Islip Town Hall in an undated photo. Credit: Erin Geismar

The Islip Town board Tuesday is to vote on the first round of layoffs resulting from a cost-cutting plan to dissolve its human services department.

Board approval would cut all four positions from Islip's TASA, or Teen Age Services Act, a program for pregnant and parenting teens, which saw state funding end in December.

Town officials said TASA costs $428,038 per year to run. Since December, its 60 pregnant or parenting teen clients have been referred to other agencies, such as the Family Service League, said town spokeswoman Inez Birbiglia.

"It's a lot of work to make sure someone is placed appropriately and in the best possible way," Birbiglia said. "This is not something you do callously or randomly or arbitrarily."

If approved, the job cuts would take effect Aug. 20.

Islip's TASA program, which helps pregnant teens and teen parents with counseling and assistance, was one of a few left in the county, said Marcia Spector, director of the SNAP (formerly Suffolk Network on Adolescent Pregnancy) program and a member on the statewide advisory board that created TASA in 1985.

"We will see more young women dropping out of school, more subsequent pregnancies that are shortly after the first pregnancy, and probably a higher incidence of domestic violence" as a result of TASA cuts, Spector said. "Whether the town or someone else provides it, the services need to be provided."

Town officials said the departmental reorganization could save $1.6 million in 2013 to help plug a $26 million budget shortfall. In April, Councilwoman Trish Bergin Weichbrodt said the department has 113 full- and part-time employees and cost $4.8 million annually to run.

Another resolution Tuesday would abolish all positions in the department, effective Nov. 1. Human Services acting Commissioner Carol Charchalis said she doesn't know how many jobs will be lost, and is meeting with town departments to find vacancies.

"It's going purely by seniority," Charchalis said. After Nov. 1, she will become deputy parks and recreation commissioner.

In the most controversial element of the reorganization, the town plans to return control of Access/Acceso, a popular bilingual drug and alcohol counseling program, to the county.

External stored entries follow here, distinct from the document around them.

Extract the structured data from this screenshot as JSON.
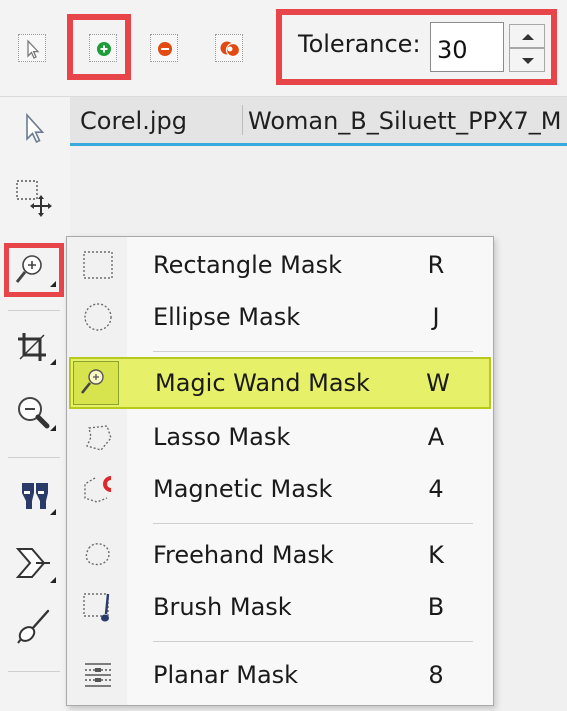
{
  "property_bar": {
    "mode_buttons": [
      {
        "icon": "arrow-select-icon",
        "name": "normal-mode-button"
      },
      {
        "icon": "add-plus-icon",
        "name": "additive-mode-button",
        "color": "#1e9e3a"
      },
      {
        "icon": "subtract-minus-icon",
        "name": "subtractive-mode-button",
        "color": "#e34a12"
      },
      {
        "icon": "xor-mode-icon",
        "name": "xor-mode-button",
        "color": "#e34a12"
      }
    ],
    "tolerance_label": "Tolerance:",
    "tolerance_value": "30",
    "highlight_color": "#e8454a"
  },
  "toolbox": {
    "tools": [
      {
        "icon": "pick-arrow-icon"
      },
      {
        "icon": "transform-selection-icon"
      },
      {
        "icon": "magic-wand-tool-icon",
        "selected": true
      },
      {
        "icon": "crop-tool-icon"
      },
      {
        "icon": "zoom-tool-icon"
      },
      {
        "icon": "eyedropper-tool-icon"
      },
      {
        "icon": "shape-tool-icon"
      },
      {
        "icon": "paint-brush-tool-icon"
      }
    ]
  },
  "document_tabs": {
    "tabs": [
      "Corel.jpg",
      "Woman_B_Siluett_PPX7_M"
    ],
    "active_underline_color": "#39a9dd"
  },
  "mask_menu": {
    "items": [
      {
        "label": "Rectangle Mask",
        "key": "R",
        "icon": "rectangle-mask-icon"
      },
      {
        "label": "Ellipse Mask",
        "key": "J",
        "icon": "ellipse-mask-icon"
      },
      {
        "label": "Magic Wand Mask",
        "key": "W",
        "icon": "magic-wand-mask-icon",
        "active": true
      },
      {
        "label": "Lasso Mask",
        "key": "A",
        "icon": "lasso-mask-icon"
      },
      {
        "label": "Magnetic Mask",
        "key": "4",
        "icon": "magnetic-mask-icon"
      },
      {
        "label": "Freehand Mask",
        "key": "K",
        "icon": "freehand-mask-icon"
      },
      {
        "label": "Brush Mask",
        "key": "B",
        "icon": "brush-mask-icon"
      },
      {
        "label": "Planar Mask",
        "key": "8",
        "icon": "planar-mask-icon"
      }
    ],
    "active_color": "#e6f068"
  }
}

Nurse-therapist Rebecca Harris, of Acceso in Brentwood, said she doesn't know where local and bilingual clients will turn for services, especially with long waiting lists at many private counseling agencies.

"That's the big question," Harris said Friday. "People keep saying there's plenty of stuff out there for them -- where? And how are they going to get transported there?"

After a group session Friday, client Jennefer Germosen, 28, of Central Islip, said she doesn't know what she'll do when Acceso closes.

"I recently relapsed, so I still need to stay in the program," said Germosen, who is working to regain custody of her six children and battle her drug addiction. "I need the program. . . . I'm sad, I like my counselor a lot -- she feels like home."